Paul has therefore submitted himself to the needs of others for the sake of the gospel. He has grounds upon which to demand much from those who have heard the good news through him and to require others to come to him to hear of the gift God has granted. But so that many might hear, Paul makes himself “a slave to all” (verse 19).

Illustrations of Paul’s servitude to all people are enumerated in 1 Corinthians 9:19-23. Paul details the different ways in which he reaches out to Jews, “to those under the law,” “to those outside the law,” and most shockingly “to the weak.” In each case, he chooses to enter their world for the sake of the gospel.

What Paul describes here is not the simple relativism or mere assimilation. Becoming “all things to all people” does not require losing one’s self. Instead, he describes a radical way of life in which he walks alongside all kinds of people in order to draw them to God. The weak do not yet understand that idols are powerless, that meat sacrificed to them ought not affect the believer. But Paul does not lord this knowledge over them but walks with them in their weakness “that I might by all means save some” (verse 22). Again, therefore, Paul returns to the central exhortation of 1 Corinthians: “…be united in the same mind and the same purpose” (1 Corinthians 1:10).

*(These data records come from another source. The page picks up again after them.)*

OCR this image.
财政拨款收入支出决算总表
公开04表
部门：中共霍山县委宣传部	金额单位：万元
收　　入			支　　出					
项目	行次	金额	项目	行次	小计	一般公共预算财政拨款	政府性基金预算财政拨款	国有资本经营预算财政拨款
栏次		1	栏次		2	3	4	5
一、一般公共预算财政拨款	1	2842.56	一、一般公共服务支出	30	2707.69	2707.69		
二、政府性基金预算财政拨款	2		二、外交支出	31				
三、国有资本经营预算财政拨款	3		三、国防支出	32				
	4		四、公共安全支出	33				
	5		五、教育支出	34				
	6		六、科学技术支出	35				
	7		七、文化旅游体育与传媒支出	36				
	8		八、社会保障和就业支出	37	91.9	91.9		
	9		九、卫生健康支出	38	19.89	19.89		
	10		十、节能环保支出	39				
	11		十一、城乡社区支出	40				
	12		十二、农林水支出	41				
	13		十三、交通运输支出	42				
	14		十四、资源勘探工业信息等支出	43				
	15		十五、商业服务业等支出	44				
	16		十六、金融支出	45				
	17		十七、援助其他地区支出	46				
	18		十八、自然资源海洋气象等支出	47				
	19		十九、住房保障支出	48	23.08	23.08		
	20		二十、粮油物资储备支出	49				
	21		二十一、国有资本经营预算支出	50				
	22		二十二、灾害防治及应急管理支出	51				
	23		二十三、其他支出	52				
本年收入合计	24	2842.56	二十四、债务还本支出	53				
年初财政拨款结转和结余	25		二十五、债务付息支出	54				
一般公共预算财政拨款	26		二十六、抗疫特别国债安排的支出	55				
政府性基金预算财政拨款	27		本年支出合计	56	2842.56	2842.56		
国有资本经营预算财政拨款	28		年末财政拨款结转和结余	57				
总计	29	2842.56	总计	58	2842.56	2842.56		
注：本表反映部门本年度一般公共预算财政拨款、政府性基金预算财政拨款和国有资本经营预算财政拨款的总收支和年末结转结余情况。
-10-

How then do we turn to our contemporary congregations, who might themselves be struggling towards and yearning for this kind of unity of purpose and mission?

The challenge of preaching any part of Paul’s letters is rooting the sermon in the vibrant contexts of these ancient communiques. The temptation always present is to view these documents as abstractions, as universal theological lessons detached from human conditions, as rootless lessons belonging to any time and place. Such abstractions, however, miss the situational nature of Paul’s letters. Paul wrote in order to respond to particular moments in the lives of these early churches. While it is often difficult to reconstruct these situations since we only have one side of the correspondence (if we’re lucky; after all, we are missing parts of the Corinthian correspondence itself!), it remains vital to ground our proclamation of these texts in their first contexts.

In each case, the problems Paul addresses in 1 Corinthians center around the maintenance and nurture of Christian community. Paul’s admonitions are not primarily moralistic or ethical so much as they are occasional, contextual, and focused on the preservation of Corinthian unity. And above all else, Paul seeks to connect the gospel of Christ to a particular way of life in the community of faith. This way of life is a paradox of freedom and indebtedness, strength and weakness, boasting and humility, obligation and reward.

These are the difficult tensions to which these verses call us. Our freedom, treasured as it is, can never be absolute, for we are called to be in service to the other. Our strength is neither earned by ourselves or for our own sake; instead, real strength is drawing alongside the weak and walking with them.

In the end, Paul does not imagine the unity of Christians as an optional component of faith but a direct reflection of what God has done for us through Christ. No community of faith will ever match us with a group of people just like us. But in the midst of that difference, God is moving with us.